NEW YORK: Pop superstar Taylor Swift is back with a new dance-club beat—and a stone-cold warning that she is out for vengeance against an undisclosed person who crossed her.
The 27-year-old, who commands one of pop music’s most avid fan bases, on Friday released “Look What You Made Me Do,” the first single from her latest album “Reputation” which comes out on November 10.
Other than a duet with Zayn Malik for the erotic thriller “Fifty Shades Darker,” the song marks Swift’s first new music since her 2014 album “1989”—one of the top-selling works of the past decade.

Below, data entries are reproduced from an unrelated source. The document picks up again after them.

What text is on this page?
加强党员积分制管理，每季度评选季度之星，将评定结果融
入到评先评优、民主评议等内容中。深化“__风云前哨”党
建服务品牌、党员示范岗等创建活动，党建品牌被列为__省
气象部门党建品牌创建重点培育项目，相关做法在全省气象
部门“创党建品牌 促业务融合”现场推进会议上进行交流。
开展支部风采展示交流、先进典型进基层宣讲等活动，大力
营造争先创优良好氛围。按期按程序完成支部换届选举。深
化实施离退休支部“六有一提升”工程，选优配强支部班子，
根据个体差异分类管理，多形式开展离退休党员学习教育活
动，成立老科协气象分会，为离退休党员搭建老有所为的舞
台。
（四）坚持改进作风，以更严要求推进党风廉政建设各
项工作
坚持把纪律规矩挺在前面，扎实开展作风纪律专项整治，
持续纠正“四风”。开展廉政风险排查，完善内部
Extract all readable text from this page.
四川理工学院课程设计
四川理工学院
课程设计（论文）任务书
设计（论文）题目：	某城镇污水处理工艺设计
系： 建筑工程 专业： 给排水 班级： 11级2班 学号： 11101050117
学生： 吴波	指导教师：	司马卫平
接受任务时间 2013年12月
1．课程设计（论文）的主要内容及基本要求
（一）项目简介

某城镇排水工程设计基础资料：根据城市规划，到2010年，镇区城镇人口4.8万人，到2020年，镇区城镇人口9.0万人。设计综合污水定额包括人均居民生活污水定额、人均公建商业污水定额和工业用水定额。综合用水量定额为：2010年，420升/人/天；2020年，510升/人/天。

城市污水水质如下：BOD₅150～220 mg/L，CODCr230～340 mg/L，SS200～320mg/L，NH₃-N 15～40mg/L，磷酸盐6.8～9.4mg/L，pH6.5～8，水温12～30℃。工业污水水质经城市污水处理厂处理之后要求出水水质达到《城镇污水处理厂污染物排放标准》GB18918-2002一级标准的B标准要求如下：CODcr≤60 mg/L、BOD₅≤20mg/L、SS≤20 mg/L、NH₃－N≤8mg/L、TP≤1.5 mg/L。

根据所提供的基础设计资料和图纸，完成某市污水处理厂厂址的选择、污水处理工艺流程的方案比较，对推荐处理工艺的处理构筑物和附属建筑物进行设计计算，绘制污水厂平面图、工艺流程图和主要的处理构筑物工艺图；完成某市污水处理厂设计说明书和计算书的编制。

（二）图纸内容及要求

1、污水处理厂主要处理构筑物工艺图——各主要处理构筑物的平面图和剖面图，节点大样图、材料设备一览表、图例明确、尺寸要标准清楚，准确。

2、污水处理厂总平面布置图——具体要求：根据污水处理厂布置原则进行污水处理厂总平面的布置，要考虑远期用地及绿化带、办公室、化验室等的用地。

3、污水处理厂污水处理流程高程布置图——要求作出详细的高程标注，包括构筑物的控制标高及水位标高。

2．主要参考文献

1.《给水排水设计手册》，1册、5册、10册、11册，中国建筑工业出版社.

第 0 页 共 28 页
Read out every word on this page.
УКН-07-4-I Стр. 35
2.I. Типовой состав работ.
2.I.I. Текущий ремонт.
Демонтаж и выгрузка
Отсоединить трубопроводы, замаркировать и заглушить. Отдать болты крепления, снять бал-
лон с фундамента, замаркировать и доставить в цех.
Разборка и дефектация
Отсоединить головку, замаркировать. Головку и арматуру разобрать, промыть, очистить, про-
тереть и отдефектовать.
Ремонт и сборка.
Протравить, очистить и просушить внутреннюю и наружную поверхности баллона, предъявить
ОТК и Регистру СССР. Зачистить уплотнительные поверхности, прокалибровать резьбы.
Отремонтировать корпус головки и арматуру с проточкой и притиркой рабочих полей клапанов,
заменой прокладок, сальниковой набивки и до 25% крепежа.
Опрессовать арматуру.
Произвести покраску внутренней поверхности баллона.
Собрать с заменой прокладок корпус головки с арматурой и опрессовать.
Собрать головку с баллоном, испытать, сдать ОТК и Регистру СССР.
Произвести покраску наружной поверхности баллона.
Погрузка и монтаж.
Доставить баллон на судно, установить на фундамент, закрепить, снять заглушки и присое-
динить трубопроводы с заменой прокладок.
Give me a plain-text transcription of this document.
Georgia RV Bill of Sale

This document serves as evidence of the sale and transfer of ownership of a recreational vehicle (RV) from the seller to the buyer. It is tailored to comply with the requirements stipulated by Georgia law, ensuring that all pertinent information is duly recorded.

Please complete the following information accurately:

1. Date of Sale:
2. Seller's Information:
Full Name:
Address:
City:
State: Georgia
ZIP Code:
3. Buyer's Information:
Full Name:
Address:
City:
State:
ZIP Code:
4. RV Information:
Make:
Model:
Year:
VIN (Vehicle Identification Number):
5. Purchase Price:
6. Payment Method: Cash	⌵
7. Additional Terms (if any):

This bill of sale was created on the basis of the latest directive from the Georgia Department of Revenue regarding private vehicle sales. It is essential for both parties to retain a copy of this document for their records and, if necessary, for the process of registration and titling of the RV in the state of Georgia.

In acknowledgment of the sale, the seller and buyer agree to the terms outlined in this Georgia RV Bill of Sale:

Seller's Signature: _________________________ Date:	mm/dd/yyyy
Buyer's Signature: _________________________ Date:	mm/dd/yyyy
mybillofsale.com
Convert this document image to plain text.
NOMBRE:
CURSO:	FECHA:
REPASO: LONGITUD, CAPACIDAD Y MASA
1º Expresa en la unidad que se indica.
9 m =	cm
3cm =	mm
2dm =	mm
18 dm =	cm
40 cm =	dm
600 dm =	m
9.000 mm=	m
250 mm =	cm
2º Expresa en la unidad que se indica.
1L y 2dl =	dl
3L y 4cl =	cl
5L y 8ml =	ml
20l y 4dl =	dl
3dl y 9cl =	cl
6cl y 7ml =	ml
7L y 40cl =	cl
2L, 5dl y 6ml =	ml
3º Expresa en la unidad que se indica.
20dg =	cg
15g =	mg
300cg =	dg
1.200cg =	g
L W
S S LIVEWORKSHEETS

Look What You Made Me Do picks up much where the Grammy-winning 1989 left off with Swift, who had her start strumming her own country songs, heading definitively in a pop direction.
The latest track goes beyond the bubble-gum melodies of 1989 to reach into house music, with Swift sounding like a club DJ as she repeatedly states sternly over the beat, “Oo, look what you made me do.”
One thing that she was apparently made to do —accept the fast-growing format of streaming. Swift made waves in the music industry by refusing to stream 198 as she accused leading platform Spotify of short-changing artists.
She ended her boycott in July and her new track appeared on major platforms including Spotify.
‘I don’t like you’
Look What You Made Me Do opens with unadulterated anger against an unnamed villain.
“The role you made me play, the fool / No, I don’t like you / I don’t like your perfect crime,” she sings.
Her fans immediately speculated online as to the target of Swift’s ire—if the song, like much of her previous work, is indeed autobiographical.
One likely candidate is rapper Kanye West. He outraged Swift with a song last year in which he boasted that he may be able to get her to bed because “I made that bitch famous” – an apparent reference to how he interrupted her acceptance speech at the 2009 MTV Video Music Awards.
In supporting evidence for the Kanye theory, the new song ends with a mock call in which Swift says, “the old Taylor can’t come to the phone right now… because she’s dead.”
The fourth most followed person on Twitter and fifth on Instagram, she reinforced the idea of a fresh start by wiping clean her social media accounts in recent days, instead posting images of snakes showing their fangs.
While cultivating her image as a fearless fighter, Swift—whose country roots have endeared her to conservative swathes of the United States— has steered clear of political commentary at a time of intense divisions in the country.
Her non-partisanship is increasingly rare in the entertainment world—and a marked contrast to her sometime rival Katy Perry, an outspoken critic of President Donald Trump.